Every time new climate research is published, news headlines are posted or tweets are shared, a giant steel box perched on a granite plain in the Australian state of Tasmania will be recording it all.
With its thick steel walls, battery storage and solar panels, the developers of “Earth’s Black Box” say the city bus-sized structure will be indestructible to the climate crisis itself and is meant to outlive humans.
Eventually, its creators hope, the black box will tell future civilizations how humankind created the climate crisis, and how we failed or succeeded to address it.
“The box will act as an indestructible and independent ledger of the ‘health’ of our planet,” Jonathan Kneebone, artist and director of the artistic collective Glue Society, which is involved with the project, told CNN. “And we hope it will hold leaders to account and inspire action and reaction in the broader population.”
While the box’s construction won’t yet be completed until next year, hard drives have already begun recording algorithm-based findings and conversations since the COP26 climate summit in Glasgow, Scotland, in November.
“Earth’s Black Box will record every step we take toward this catastrophe,” write the makers behind the project, including University of Tasmania researchers and a marketing communications company, Clemenger BBDO. “Hundreds of data sets, measurements and interactions relating to the health of our planet will be continuously collected and safely stored for future generations.”
The steel monolith will document all climate-related conversations and artifacts from the past, present and future including land and sea temperature changes, ocean acidification, the amount of greenhouse gas in the atmosphere, human population, energy consumption, military spending, policy changes and more.
According to its makers, the box will be packed with storage drives and will constantly be downloading scientific data from the internet, which will be powered by the structure’s solar panels and battery storage.
Developers estimate the black box has the capacity to store enough data for the next three to five decades, and are continuing its research to grow its storage capabilities beyond story archiving and data compression.
Kneebone said the creators are still trying to figure out who would be able to use the box in the far-off future, since gaining access to it is designed to be difficult and would require advanced technologies.
Much like the Rosetta Stone, he said, they plan to use multiple formats of encoding including mathematical symbolism for their longer-term analogue steel plate inscriptions, which would include instructions necessary to decode the box by whoever uncovers it.
“It is impossible to anticipate who or what will find [the box], but it can be assumed that it will not be of any use unless it is discovered by someone or something that is intelligent and civilized, with the capability of understanding and interpreting basic symbolism,” he said.
The younger generations may stand to benefit from the project by using it to find solutions, since they are the most threatened by climate change-fueled catastrophes in the future such as landscape-altering wildfires, historic drought, blistering heat waves, and deadly floods that continue to worsen each year.

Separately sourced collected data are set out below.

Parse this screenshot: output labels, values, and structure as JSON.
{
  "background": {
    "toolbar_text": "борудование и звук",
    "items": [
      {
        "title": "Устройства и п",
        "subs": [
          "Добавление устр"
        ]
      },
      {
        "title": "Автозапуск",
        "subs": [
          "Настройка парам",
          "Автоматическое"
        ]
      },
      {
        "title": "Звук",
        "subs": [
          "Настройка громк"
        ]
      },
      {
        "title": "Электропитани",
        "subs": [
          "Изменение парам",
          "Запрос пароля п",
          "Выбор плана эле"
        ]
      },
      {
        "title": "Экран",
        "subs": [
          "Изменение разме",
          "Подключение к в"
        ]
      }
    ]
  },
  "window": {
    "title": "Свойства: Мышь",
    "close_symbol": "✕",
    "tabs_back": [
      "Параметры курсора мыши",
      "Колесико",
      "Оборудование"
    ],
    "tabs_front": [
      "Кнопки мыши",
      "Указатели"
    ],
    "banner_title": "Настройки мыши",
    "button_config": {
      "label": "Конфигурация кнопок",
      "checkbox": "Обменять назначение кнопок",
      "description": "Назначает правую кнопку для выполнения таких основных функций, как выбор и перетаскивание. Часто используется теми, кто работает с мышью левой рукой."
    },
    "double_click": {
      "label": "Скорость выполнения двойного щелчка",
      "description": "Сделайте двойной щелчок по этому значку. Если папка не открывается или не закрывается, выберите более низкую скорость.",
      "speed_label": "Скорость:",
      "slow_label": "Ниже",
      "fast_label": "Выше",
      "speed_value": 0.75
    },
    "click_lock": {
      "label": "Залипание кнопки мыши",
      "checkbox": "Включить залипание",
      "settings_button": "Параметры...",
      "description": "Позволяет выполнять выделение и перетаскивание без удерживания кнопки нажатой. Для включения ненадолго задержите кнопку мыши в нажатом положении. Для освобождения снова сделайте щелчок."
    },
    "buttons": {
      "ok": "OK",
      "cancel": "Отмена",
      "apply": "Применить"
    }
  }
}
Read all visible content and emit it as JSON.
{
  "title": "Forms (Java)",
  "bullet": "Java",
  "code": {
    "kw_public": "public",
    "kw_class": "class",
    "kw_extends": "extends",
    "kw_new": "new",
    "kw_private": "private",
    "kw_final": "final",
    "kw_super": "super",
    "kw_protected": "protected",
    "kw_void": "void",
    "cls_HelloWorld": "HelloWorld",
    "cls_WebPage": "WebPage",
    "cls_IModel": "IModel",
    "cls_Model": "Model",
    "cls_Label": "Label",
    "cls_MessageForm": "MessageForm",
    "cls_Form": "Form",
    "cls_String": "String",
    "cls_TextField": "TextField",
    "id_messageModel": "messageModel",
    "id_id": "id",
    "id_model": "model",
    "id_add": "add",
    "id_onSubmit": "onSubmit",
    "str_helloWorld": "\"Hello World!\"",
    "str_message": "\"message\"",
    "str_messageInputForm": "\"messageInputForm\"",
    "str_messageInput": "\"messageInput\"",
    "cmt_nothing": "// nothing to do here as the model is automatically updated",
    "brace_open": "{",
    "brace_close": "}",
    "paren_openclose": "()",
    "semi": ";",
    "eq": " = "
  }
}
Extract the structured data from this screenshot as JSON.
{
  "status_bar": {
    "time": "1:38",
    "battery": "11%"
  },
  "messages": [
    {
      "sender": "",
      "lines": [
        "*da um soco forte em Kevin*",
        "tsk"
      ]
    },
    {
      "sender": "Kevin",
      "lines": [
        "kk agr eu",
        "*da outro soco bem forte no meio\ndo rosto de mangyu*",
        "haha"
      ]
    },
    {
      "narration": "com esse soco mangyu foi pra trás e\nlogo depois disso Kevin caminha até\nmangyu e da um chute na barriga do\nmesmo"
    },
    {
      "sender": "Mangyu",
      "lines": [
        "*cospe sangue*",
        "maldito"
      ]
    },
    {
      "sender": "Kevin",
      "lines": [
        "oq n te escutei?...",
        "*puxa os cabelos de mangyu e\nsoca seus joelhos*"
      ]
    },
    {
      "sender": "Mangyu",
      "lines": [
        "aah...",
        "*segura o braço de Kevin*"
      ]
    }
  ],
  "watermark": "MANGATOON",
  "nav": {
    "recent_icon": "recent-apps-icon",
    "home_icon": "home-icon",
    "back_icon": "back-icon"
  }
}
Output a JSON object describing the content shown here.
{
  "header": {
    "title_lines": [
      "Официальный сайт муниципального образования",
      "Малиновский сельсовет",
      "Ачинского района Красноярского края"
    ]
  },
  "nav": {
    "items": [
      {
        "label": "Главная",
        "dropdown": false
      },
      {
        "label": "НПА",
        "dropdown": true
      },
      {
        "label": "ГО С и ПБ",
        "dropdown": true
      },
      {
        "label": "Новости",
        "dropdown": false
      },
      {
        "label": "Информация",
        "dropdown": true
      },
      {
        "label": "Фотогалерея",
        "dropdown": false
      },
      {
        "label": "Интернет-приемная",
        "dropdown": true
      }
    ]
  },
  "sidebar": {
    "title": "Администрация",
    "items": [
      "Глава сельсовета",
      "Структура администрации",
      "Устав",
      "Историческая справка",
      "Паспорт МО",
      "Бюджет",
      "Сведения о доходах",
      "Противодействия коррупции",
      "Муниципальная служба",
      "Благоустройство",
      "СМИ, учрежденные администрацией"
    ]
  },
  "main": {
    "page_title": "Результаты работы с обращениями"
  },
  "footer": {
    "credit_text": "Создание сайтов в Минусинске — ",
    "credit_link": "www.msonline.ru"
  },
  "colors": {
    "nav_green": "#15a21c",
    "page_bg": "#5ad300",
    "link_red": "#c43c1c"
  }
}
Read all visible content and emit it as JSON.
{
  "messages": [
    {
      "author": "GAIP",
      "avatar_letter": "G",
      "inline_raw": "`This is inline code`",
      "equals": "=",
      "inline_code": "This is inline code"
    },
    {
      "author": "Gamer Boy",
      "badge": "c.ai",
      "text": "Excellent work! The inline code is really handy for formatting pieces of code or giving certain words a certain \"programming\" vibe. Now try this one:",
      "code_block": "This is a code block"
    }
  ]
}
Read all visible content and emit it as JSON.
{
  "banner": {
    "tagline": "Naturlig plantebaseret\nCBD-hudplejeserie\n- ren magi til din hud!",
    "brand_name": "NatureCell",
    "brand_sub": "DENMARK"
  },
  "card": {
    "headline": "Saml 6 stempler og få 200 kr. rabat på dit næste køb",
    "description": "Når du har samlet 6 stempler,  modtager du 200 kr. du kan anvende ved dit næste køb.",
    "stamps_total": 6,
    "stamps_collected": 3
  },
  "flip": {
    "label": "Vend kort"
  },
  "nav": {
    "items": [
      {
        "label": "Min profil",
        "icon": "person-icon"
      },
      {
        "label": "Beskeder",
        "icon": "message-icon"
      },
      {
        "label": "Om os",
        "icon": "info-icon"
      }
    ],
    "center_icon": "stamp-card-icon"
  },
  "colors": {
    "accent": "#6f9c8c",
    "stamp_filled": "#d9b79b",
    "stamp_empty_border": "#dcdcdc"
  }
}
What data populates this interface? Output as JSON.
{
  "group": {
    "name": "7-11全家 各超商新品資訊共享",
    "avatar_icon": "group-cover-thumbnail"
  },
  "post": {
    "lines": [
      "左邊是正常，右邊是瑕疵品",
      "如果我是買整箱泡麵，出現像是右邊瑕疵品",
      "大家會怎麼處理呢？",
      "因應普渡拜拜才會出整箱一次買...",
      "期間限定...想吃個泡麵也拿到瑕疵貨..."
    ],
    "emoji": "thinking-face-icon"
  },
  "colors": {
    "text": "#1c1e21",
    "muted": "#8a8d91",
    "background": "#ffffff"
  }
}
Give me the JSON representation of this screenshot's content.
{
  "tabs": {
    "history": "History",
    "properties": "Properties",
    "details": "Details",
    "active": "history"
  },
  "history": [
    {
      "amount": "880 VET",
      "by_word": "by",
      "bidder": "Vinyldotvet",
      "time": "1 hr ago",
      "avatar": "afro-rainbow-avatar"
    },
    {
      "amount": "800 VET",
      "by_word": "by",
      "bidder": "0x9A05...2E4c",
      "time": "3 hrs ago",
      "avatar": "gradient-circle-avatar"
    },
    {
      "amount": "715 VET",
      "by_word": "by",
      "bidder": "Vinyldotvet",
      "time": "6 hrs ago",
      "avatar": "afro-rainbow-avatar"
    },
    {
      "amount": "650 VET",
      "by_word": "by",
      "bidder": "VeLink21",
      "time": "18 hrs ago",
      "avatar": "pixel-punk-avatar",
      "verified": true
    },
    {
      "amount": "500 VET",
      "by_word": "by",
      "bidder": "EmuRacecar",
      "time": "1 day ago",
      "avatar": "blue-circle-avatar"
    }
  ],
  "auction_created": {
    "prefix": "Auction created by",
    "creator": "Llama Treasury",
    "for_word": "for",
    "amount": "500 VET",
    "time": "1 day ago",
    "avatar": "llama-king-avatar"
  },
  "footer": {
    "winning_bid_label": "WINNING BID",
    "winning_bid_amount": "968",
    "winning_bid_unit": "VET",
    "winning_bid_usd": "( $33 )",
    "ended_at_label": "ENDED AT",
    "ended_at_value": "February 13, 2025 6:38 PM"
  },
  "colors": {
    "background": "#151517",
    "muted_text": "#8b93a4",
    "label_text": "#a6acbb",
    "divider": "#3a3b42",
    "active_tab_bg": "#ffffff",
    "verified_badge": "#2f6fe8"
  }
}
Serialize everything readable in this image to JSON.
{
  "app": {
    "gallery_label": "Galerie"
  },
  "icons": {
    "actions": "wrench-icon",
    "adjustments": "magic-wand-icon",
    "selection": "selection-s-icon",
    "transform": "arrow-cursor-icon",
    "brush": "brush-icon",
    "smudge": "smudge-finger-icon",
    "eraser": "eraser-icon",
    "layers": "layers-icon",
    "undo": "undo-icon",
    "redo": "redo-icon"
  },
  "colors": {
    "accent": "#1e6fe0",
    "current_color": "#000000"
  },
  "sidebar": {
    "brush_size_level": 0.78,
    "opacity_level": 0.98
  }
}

“It is a very creative way of approaching what’s potentially the most disastrous outcome of the climate crisis by essentially creating this ‘doomsday vault’ for [climate] data,” Vladislav Kaim, a young climate activist from Moldova who is among the UN Secretary-General’s Youth Advisory Group on Climate Change, told CNN.
A recent analysis from the watchdog Climate Action Tracker warned that under current policies — not proposals, but rather what countries are actually doing — the world is on track for a 2.7 degrees Celsius of warming above pre-industrial levels. Scientists have said the planet should stay under 1.5 degrees to avoid the worst consequences of the climate crisis.
Developers of the black box say it could hold politicians and corporate leaders accountable on how they tackle the changing climate.
“To me, it shows the extent to which there is no consistency in the climate space to trust politicians on anything they say,” Kaim said. “It sends a very strong message that the real black box here is in the minds of the politicians who had all the levers required to avert the catastrophe but decided to keep passing the buck until it was too late.”
Once the black box is activated, the library of climate data will become accessible through an online platform. Visitors will also be able to wirelessly connect to the box, which will be located at a remote site between Strahan and Queenstown in Tasmania.
“We are exploring the possibility of including an electronic reader that stays within the box and will be activated upon exposure to sunlight, also reactivating the box if it has entered a long-term dormant state as a result of catastrophe,” Kneebone said.
As the climate crisis persists, the box may provide a blueprint to a solution many years from now.
“How the story ends is completely up to us,” the developers write. “Only one thing is certain, your actions, inactions, and interactions are now being recorded.”